In the LMFBR, breeding is accomplished when uranium-238 captures neutrons escaping in the fission process. These neutrons convert the uranium-238 to fissionable plutonium-239, which can be extracted and used to refuel a breeder reactor.
In a molten salt breeder, neutrons released in the fission process are slowed down by graphite and captured by thorium salt, which is changed into protactinium. The protactinium salt decays into fissionable uranium-233. This uranium is collected and run back into the reactor to keep the fission process going.
The breeder development work in ORNL’s MSR program ran into a snag in 1971 when it was discovered that surface cracking was taking place in Hastelloy-N, the nickel-base alloy in the reactor vessel and heat exchanger tubes.
It was later found that tellurium, one of numerous fission products, was causing the cracking. Last year ORNL engineers learned that, by adding titanium to the Hastelloy-N, both the cracking problem and radiation embrittlement of Hastelloy-N could be licked.
Also, in 1972, technological advances were made in containing radioactive tritium in molten salt reactors. But while the technological outlook for molten salt breeder development looked bright here, the molten salt clouds in Washington grew darker.
Last spring, the Joint Congressional Committee on Atomic Energy invited the AEC to review the molten salt project and decide whether the project should be terminated or expanded.
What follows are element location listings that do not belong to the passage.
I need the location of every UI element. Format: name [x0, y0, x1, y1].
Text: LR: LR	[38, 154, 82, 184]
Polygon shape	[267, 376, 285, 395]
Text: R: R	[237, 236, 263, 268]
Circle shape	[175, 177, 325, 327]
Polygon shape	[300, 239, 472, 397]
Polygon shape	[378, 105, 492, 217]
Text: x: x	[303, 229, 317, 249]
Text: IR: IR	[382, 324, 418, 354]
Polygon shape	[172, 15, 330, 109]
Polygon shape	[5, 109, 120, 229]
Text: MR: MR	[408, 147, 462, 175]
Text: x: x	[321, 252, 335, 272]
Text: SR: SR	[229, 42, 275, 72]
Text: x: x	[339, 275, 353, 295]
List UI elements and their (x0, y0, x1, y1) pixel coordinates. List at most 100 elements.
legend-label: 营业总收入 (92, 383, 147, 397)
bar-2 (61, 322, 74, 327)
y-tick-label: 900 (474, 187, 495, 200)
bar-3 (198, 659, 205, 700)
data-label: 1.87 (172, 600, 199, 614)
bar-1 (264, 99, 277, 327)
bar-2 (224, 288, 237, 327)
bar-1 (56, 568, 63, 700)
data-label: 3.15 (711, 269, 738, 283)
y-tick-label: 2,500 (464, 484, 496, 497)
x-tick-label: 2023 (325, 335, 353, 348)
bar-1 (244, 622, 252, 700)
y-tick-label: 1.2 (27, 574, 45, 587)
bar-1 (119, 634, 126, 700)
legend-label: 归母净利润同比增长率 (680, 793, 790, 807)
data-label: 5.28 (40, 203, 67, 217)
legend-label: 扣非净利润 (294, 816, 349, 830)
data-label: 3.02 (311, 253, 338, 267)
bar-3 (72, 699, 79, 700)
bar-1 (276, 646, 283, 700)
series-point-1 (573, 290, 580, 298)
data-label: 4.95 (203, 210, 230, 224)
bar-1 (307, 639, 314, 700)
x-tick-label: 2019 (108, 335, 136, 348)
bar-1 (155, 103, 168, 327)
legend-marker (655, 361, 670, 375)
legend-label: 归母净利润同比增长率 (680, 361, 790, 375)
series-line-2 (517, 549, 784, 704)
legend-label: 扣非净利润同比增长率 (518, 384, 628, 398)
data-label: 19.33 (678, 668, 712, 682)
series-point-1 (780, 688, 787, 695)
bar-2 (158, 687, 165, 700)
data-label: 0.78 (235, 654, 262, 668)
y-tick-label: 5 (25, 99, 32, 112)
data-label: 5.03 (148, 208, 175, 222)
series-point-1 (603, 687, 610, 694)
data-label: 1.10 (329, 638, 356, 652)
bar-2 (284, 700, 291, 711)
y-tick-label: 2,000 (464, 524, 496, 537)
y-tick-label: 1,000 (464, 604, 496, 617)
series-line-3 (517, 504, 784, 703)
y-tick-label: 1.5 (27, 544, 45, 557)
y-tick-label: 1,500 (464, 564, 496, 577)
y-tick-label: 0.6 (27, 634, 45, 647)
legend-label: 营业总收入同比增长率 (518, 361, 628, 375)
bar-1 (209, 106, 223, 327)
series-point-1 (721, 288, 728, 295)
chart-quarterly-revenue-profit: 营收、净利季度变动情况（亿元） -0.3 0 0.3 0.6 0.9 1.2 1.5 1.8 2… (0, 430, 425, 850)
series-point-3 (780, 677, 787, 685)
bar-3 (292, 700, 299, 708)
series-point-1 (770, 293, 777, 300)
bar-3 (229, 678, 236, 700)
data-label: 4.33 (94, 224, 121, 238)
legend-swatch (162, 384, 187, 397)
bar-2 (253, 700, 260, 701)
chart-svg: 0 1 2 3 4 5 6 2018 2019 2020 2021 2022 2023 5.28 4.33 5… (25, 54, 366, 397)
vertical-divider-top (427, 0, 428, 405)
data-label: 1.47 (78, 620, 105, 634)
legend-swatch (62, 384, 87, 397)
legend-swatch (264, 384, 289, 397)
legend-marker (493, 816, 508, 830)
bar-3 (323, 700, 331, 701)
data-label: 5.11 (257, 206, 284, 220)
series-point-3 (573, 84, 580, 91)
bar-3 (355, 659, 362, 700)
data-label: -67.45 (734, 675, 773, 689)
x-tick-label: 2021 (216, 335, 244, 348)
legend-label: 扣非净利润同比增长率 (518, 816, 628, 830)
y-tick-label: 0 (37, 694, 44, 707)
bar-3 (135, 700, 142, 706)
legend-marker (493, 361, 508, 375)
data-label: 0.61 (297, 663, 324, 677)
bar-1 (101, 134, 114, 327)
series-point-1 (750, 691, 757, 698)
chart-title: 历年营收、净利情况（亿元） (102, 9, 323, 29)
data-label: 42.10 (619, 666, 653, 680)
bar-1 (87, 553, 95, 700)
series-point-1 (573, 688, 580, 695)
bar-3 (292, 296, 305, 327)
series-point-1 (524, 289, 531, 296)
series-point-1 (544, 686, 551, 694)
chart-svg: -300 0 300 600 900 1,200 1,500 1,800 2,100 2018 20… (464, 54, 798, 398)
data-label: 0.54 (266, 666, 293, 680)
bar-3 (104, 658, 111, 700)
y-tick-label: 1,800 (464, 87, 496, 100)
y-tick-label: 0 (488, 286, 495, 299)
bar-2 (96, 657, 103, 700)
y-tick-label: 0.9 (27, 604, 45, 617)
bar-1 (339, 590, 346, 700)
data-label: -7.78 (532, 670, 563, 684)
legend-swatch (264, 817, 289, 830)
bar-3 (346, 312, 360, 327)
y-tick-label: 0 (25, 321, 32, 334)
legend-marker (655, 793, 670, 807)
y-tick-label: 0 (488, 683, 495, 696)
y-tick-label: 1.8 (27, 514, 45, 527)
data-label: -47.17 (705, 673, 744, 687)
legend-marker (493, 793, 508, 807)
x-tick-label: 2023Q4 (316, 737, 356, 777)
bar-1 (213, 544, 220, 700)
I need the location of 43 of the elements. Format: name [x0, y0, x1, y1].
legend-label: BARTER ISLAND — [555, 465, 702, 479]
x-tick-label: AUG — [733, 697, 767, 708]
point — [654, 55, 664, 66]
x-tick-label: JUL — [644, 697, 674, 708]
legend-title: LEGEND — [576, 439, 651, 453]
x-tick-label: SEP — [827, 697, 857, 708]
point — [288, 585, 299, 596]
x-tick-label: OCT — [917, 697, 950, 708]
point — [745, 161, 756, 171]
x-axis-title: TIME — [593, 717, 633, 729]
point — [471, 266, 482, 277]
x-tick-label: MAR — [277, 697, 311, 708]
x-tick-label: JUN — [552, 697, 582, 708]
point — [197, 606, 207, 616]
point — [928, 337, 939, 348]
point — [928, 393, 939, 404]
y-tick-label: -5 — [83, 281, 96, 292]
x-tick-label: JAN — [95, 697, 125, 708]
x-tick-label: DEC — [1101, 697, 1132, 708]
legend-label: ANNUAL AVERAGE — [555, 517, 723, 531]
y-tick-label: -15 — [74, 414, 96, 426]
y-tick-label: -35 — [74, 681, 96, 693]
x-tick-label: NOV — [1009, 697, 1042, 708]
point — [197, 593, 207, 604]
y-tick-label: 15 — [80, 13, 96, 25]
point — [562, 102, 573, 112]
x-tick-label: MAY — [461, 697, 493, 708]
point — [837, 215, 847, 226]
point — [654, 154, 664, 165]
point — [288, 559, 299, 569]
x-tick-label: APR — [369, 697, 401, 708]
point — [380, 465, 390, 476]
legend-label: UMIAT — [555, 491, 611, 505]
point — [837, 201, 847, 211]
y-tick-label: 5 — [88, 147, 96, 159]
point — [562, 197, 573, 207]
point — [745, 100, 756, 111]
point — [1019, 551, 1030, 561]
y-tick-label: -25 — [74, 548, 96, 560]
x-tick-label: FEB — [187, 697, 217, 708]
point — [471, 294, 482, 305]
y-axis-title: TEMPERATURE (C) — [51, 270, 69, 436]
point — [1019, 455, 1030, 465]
In anticipation of this review, the ORNL staff prepared a report recommending continuation and some expansion of the present effort with the goal of ultimately constructing for the AEC a molten salt breeder experiment.
But the AEC said no and ended the molten salt project.
Once again, the consistent answer to the question of “why was molten-salt killed?” is “because they wanted the plutonium fast-breeder reactor.” But then the inevitable follow-on question persists–why did they want the fast breeder so badly?